3.    The instructors' guides link to annotated video clips of students using the materials, clips that faculty and teaching assistants can use to get a feel for the activities and to practice "hearing" and interpreting students' reasoning and conceptions in a way that can improve their teaching.

4.    Our worksheets focus not just on conceptual development but also on helping students become more reflective about their learning and more sophisticated in their “epistemologies” — their views about the what it means to learn and understand physics.


Rationale


Over the past 15 years, research-based physics curricula that engage students in “active learning” have proven successful at fostering conceptual change.  This project addresses two lingering problems associated with reform-oriented materials:


º   Implementation often goes poorly, or does not occur, in part because professors and teaching assistants have trouble adjusting their instructional styles to an active-learning format and integrating the new materials into their curricula.

º   Although the best implementations lead to large conceptual gains, evidence shows students continue to hold unfavorable views about the nature of physics knowledge and learning:  they see physics as disconnected facts and formulas, and learning as memorizing information provided by authority.  


We address both problems by building on work from two previous projects.  In one project, we developed worksheets — tutorials for discussion section and interactive demonstrations for lecture — that not only reproduced the conceptual gains of other research-based materials, but also improved students’ views about physics knowledge and learning.  In a second project, we used video clips of students engaged in active learning as a teacher-development tool; teachers become better at listening and responding to their students’ thinking, a key element of making active learning work.
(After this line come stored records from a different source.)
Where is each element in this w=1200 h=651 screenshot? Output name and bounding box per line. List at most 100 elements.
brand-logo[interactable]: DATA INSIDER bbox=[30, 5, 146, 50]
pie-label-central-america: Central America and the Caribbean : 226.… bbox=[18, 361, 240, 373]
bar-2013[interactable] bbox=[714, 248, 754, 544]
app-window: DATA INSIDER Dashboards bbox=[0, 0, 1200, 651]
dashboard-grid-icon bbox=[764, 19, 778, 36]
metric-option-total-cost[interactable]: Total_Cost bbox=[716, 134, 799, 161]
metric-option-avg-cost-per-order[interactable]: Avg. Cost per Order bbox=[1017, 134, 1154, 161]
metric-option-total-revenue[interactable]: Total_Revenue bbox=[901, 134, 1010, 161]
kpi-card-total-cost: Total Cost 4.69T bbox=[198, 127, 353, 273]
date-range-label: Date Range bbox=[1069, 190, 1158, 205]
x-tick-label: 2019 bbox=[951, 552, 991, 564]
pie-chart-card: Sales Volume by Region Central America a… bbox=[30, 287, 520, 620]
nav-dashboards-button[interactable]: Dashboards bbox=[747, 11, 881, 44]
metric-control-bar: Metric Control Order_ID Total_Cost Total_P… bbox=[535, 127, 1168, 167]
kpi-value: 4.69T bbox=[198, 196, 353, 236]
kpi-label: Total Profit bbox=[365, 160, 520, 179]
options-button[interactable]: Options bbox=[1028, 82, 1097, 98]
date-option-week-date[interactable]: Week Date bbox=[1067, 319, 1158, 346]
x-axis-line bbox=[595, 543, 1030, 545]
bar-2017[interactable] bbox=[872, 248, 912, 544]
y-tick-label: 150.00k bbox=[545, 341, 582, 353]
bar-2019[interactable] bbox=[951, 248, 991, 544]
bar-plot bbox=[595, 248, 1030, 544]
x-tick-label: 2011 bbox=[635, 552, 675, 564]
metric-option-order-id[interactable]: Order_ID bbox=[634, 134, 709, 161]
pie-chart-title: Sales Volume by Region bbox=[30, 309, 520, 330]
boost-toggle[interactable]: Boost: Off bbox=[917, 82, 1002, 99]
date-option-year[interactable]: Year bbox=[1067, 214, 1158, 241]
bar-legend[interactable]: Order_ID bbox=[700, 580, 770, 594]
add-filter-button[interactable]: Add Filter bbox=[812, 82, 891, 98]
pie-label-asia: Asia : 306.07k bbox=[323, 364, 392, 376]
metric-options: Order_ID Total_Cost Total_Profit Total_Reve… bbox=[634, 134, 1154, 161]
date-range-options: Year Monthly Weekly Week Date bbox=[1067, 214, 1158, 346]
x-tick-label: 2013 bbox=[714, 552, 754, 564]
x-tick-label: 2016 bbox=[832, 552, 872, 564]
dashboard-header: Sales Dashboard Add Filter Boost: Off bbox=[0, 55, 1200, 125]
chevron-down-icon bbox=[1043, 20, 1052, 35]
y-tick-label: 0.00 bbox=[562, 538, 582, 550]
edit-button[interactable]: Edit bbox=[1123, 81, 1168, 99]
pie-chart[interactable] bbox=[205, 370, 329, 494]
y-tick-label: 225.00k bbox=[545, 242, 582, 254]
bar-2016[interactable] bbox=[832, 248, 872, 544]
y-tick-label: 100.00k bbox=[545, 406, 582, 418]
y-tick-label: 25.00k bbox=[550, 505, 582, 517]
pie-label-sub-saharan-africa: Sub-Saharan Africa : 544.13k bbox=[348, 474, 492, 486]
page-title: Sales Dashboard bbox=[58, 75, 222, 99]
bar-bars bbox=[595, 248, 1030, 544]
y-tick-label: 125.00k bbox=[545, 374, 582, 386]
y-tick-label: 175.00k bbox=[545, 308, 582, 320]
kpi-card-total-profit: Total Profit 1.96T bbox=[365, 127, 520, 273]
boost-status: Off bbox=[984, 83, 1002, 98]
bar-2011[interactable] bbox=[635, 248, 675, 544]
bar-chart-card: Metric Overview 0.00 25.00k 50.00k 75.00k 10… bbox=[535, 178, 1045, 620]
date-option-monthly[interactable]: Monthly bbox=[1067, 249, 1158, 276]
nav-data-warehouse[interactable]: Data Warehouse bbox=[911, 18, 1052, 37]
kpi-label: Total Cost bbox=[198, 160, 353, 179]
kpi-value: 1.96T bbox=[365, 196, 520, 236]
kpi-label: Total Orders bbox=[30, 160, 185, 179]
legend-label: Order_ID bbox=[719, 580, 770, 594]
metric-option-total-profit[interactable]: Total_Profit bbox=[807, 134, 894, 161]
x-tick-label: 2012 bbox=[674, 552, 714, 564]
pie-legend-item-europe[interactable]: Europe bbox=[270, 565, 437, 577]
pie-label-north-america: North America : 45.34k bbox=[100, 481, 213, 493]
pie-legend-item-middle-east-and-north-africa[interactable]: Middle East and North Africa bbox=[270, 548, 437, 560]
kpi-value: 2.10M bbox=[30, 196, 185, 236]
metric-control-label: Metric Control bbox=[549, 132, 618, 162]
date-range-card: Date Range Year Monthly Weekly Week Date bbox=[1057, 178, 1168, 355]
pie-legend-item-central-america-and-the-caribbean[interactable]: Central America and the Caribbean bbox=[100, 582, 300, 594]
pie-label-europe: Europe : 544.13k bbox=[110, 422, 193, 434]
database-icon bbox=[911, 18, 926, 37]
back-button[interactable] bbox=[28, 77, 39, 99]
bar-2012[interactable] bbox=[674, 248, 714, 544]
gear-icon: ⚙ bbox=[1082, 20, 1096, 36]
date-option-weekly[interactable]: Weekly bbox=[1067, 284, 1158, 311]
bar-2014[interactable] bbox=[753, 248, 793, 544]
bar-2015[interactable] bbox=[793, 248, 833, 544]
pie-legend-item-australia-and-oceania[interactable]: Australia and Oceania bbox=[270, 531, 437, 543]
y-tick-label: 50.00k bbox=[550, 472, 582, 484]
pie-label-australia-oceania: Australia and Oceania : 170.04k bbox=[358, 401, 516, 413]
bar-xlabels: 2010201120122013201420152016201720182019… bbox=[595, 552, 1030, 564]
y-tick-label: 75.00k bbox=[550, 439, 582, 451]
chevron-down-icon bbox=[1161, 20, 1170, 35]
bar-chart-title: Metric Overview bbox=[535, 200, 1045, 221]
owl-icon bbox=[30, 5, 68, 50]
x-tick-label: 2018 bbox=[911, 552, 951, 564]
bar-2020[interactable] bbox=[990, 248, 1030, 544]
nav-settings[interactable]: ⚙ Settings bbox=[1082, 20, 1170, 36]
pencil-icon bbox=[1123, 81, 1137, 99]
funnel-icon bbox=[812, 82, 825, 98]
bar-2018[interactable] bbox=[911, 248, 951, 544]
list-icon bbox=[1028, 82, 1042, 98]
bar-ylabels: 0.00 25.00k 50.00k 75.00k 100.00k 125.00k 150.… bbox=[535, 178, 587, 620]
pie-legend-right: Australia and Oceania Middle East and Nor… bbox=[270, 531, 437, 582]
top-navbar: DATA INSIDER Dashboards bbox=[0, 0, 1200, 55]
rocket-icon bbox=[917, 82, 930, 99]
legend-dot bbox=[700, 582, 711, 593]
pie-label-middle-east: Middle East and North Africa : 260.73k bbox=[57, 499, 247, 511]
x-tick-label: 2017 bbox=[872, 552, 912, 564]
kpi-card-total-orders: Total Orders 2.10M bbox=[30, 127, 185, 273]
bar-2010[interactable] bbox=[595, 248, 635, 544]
Many curriculum developers strive for “high-fidelity” implementation of their materials.  This project takes another tack for two reasons.  First, research shows that teachers modify curricula no matter how hard developers try to prevent it.  Second, modifications can be productive if they adhere to the spirit of the original lesson but make adjustments based on a nuanced interpretation of students’ needs and progress.  Our instructors’ guides and annotated video clips clarify the spirit of the tutorials, and how they can well and not-so-well, to help instructors make productive modifications and implement the lessons effectively.